Потом текли годы, армия, университеты, просто жизнь, а это пятно все оставалось на своем законном месте. Оно стало моим паролем, талисманом, моим генетическим банком. Прочитав как-то о бреднях генетики, подумал, что в будущем меня можно клонировать по этим бурым, выцветшим разводам. Я регулярно топал мимо той стены, размышляя о наскальных рисунках в каменном веке, когда волосатые головорезы, пачкая грязные пальцы в кровище, изображали стада мамонтов-бройлеров. Лет двадцать пять, да больше, проходя мимо этого пятна, я думал о подобных бредятинках.
Но однажды, зайдя в этот проход, увидел, что стена побелена. От моих художеств не осталось и следа. Теперь это задник летнего кафе. Это был шок. Я понял, что именно та кровавая размазня и олицетворяла мою Родину, ради которой идут в бой, на смерть, рвутся в космос. А сейчас Родина кончилась, ее замазали. Странно, странно. Получается, что обида, боль, кровь – это любовь. К Родине? Такая же цепочка выходит. Или что-то другое, и это пятно на стене было лишь маркером моего присутствия на свете?
К чему я это вспомнил? К тому, что я боюсь ехать в «свой» дом, к Мундельсону, вдруг он там и правда живет.

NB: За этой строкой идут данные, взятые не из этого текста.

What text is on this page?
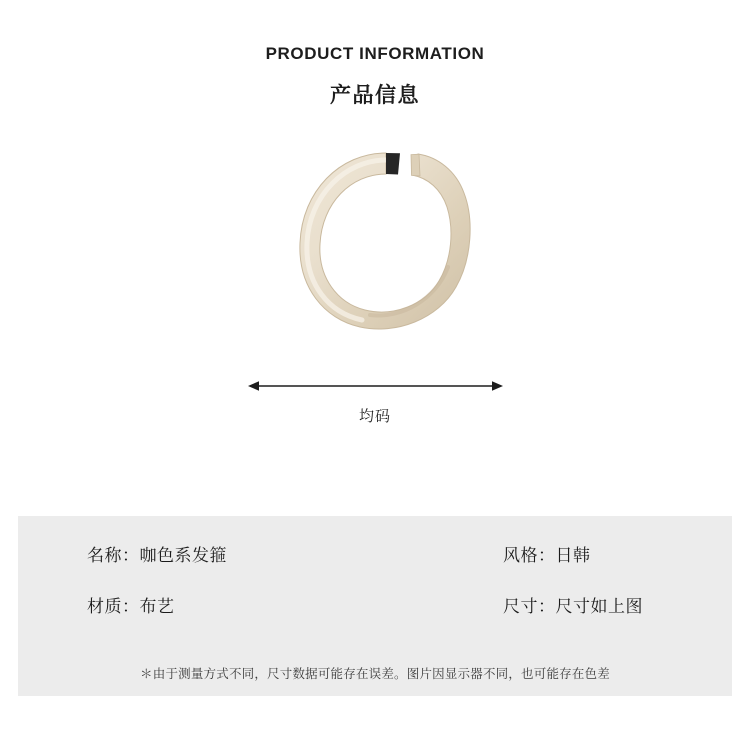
PRODUCT INFORMATION
产品信息
均码
名称：咖色系发箍	风格：日韩
材质：布艺	尺寸：尺寸如上图
＊由于测量方式不同，尺寸数据可能存在误差。图片因显示器不同，也可能存在色差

К тому, что принесли четыре тельца карликовых воробьев, именуемые здесь перепелками.
– Мне в цирк к семи. Хорошо бы успеть.
У меня за столиком материализовался человек.
– К семи, – повторил человек, посмотрел на часы и положил рядом с собой зеленую дерматиновую папку. Человек был в меру ушаст, слегка волосат и с собранной складками кожей на лбу.
«Ну вот, – понял я, – опять сегодня нажрусь». Это очевидные симптомы. Уши, цирк, зеленая папка.
«Синий синий и-иней лёг на провода-а, в небе тёмно-си-инем синяя звезда, только в не-еебе, в небе тёмно-синем».
Я трус. Никуда я не поеду. Ни к какому Мундельсону. Потому что боюсь осознать реальность, что меня в этом мире не видать. Судя по всему. Хотя посмотрим. Это я опять от трусости себе говорю. А буду сейчас пить с ушастым. И с цирком он пролетит.
«Синий поезд мчи-ится ночью голубой, не за синей птиицей еду, за тобой, за тобо-ою, как за синей птицей».
И-ййййяя!
Мелькнула мысль – а ведь в проходном дворе на Пушке сейчас еще нет моего кровавого пятна на стенке, по морде мне дали позже, а в том времени, где я вроде как на ПМЖ, его уже нет. Стерто и закрашено. Совсем как я, ни там, ни здесь.